Imagine a rural area where health care resources, particularly for mental health, are limited. Now, imagine a woman, a mother, who is struggling. Imagine that her first language is not English. The challenge many of us face in getting mental health care is even greater for her.
While we may imagine this scenario, many women are living it. That’s the reason for the Alma program in Garfield County, Colorado. (Alma was previously known as Una Madre a Otra, during its development phase. Alma, which means “soul” in Spanish and in English comes from the Latin word for “nourishing” and “kind,” was chosen for the program’s permanent name.)
The current pilot program is training mothers who have personally experienced post-partum or perinatal depression in what’s known as behavioral activation (BA), a component of cognitive behavioral therapy. Training the mothers is an example of task-shifting, an important strategy in increasing mental health services by having laypeople provide assistance that mental health providers are simply not available to do. Once trained, these mentors can help their peers – other mothers in need of support as they struggle with depression.
Sona Dimidjian, an associate professor in the Department of Psychology and Neuroscience at the University of Colorado Boulder, who leads the Alma team, previously worked on teams in low- and middle-income countries (e.g., India), adapting the BA approach to be compatible with delivery by lay counselors. However, this approach has never been evaluated as an intervention specifically designed to improve maternal or child outcomes using peers in low-resource settings in the United States.
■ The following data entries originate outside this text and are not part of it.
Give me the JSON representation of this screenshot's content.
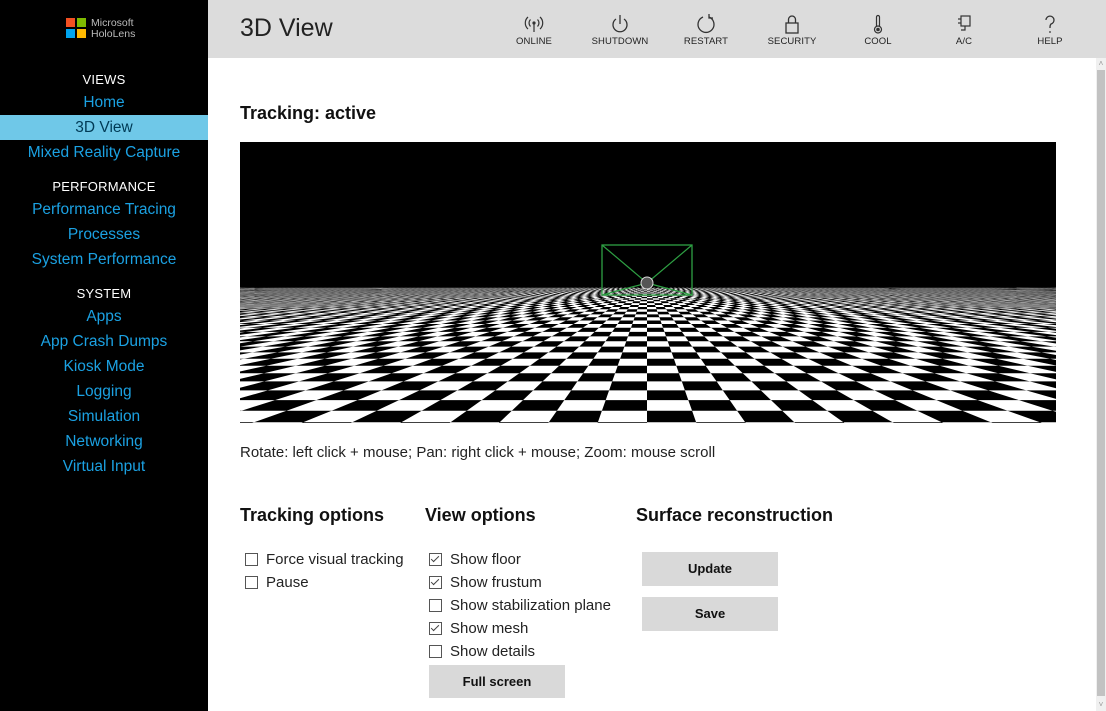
{
  "logo": {
    "line1": "Microsoft",
    "line2": "HoloLens",
    "colors": [
      "#f25022",
      "#7fba00",
      "#00a4ef",
      "#ffb900"
    ]
  },
  "sidebar": {
    "sections": [
      {
        "title": "VIEWS",
        "items": [
          {
            "label": "Home"
          },
          {
            "label": "3D View",
            "active": true
          },
          {
            "label": "Mixed Reality Capture"
          }
        ]
      },
      {
        "title": "PERFORMANCE",
        "items": [
          {
            "label": "Performance Tracing"
          },
          {
            "label": "Processes"
          },
          {
            "label": "System Performance"
          }
        ]
      },
      {
        "title": "SYSTEM",
        "items": [
          {
            "label": "Apps"
          },
          {
            "label": "App Crash Dumps"
          },
          {
            "label": "Kiosk Mode"
          },
          {
            "label": "Logging"
          },
          {
            "label": "Simulation"
          },
          {
            "label": "Networking"
          },
          {
            "label": "Virtual Input"
          }
        ]
      }
    ]
  },
  "header": {
    "title": "3D View",
    "buttons": [
      {
        "label": "ONLINE",
        "icon": "wireless-icon"
      },
      {
        "label": "SHUTDOWN",
        "icon": "power-icon"
      },
      {
        "label": "RESTART",
        "icon": "restart-icon"
      },
      {
        "label": "SECURITY",
        "icon": "lock-icon"
      },
      {
        "label": "COOL",
        "icon": "thermometer-icon"
      },
      {
        "label": "A/C",
        "icon": "plug-icon"
      },
      {
        "label": "HELP",
        "icon": "help-icon"
      }
    ]
  },
  "main": {
    "tracking_status": "Tracking: active",
    "hint": "Rotate: left click + mouse; Pan: right click + mouse; Zoom: mouse scroll",
    "tracking_options": {
      "title": "Tracking options",
      "items": [
        {
          "label": "Force visual tracking",
          "checked": false
        },
        {
          "label": "Pause",
          "checked": false
        }
      ]
    },
    "view_options": {
      "title": "View options",
      "items": [
        {
          "label": "Show floor",
          "checked": true
        },
        {
          "label": "Show frustum",
          "checked": true
        },
        {
          "label": "Show stabilization plane",
          "checked": false
        },
        {
          "label": "Show mesh",
          "checked": true
        },
        {
          "label": "Show details",
          "checked": false
        }
      ],
      "fullscreen_label": "Full screen"
    },
    "surface": {
      "title": "Surface reconstruction",
      "update_label": "Update",
      "save_label": "Save"
    }
  },
  "colors": {
    "accent": "#1ba1e2",
    "active_bg": "#6fc8e8",
    "frustum": "#2ea043"
  }
}
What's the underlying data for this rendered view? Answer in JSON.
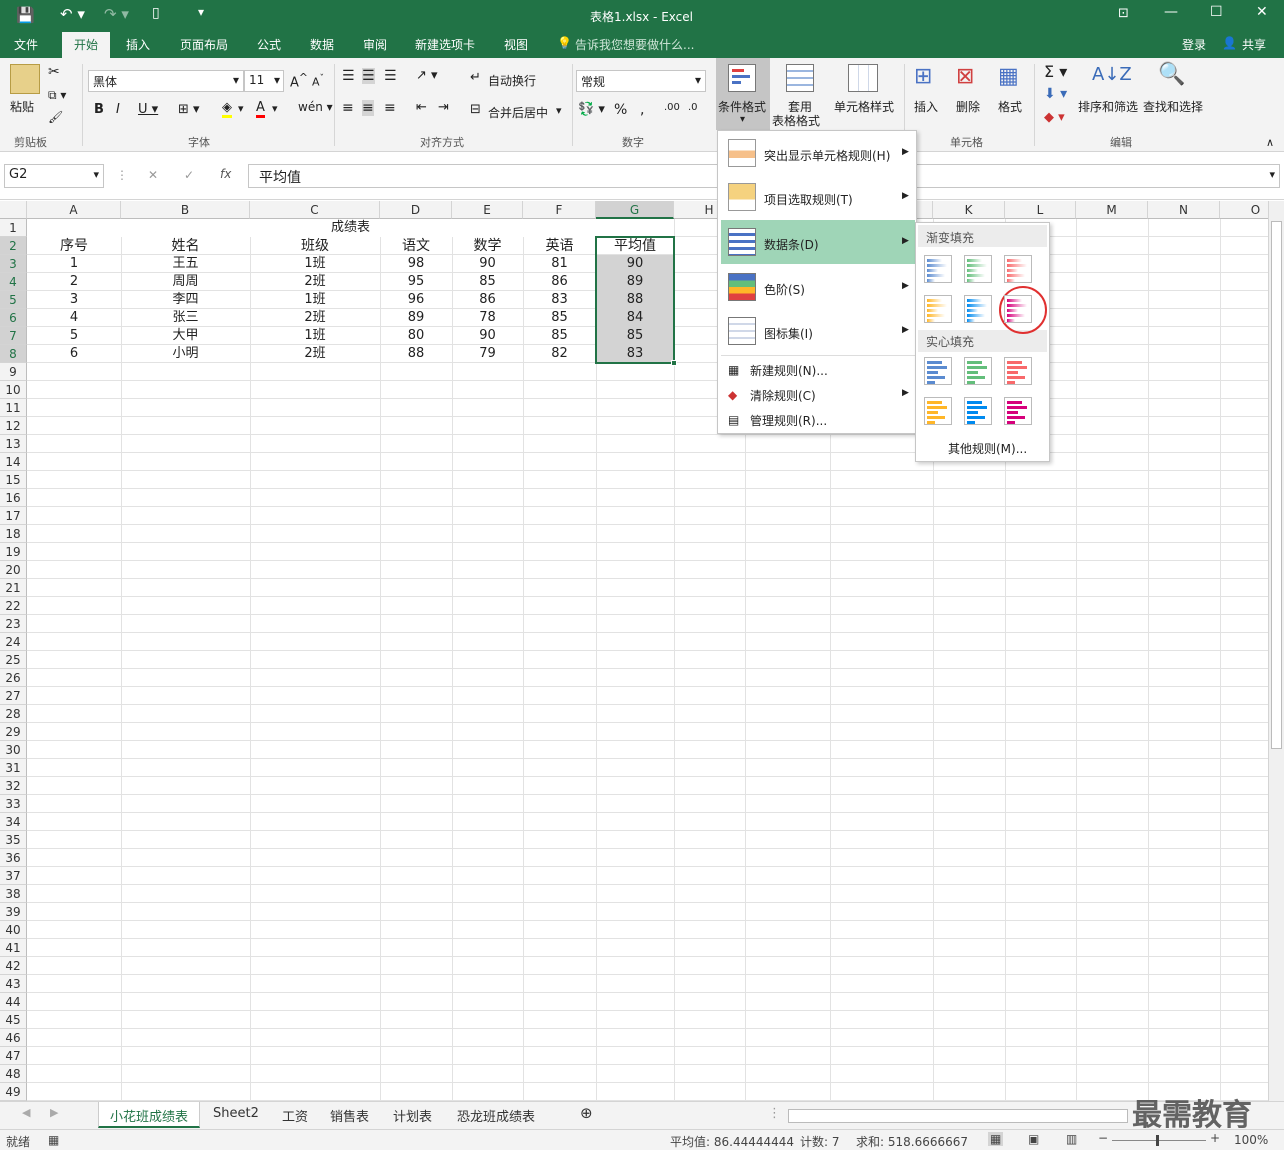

“Working with NBHIC team has been one of the great pleasures and potentiators of the last year. Their combination of big-picture vision and practical wisdom has helped to accelerate the pace of the research I do and expand the impact on the lives of people who need it most, more than I could have every imagined.” — Sona Dimidjian, Ph.D.
Alma provides greater accessibility to mental health services for Latino women in the area. The Latino community is a tight knit one, so while our partners at the Valley Settlement Project in Carbondale, Colorado, promote the services, we expect word-of- mouth to be an important catalyst for the program. In addition to providing greater accessibility to mental health care, the Alma program, by its nature of peer-to- peer help, is designed to reduce stigma.
NBHIC staff are collaborating on the intervention’s design and providing the training. Longer-term, Dimidjian’s team plans to conduct a larger randomized-controlled trial to scientifically assess how behavioral activation performs in reducing depressions when laypeople deliver the intervention.
Ultimately, the program has potential to scale in many communities with significant immigrant populations.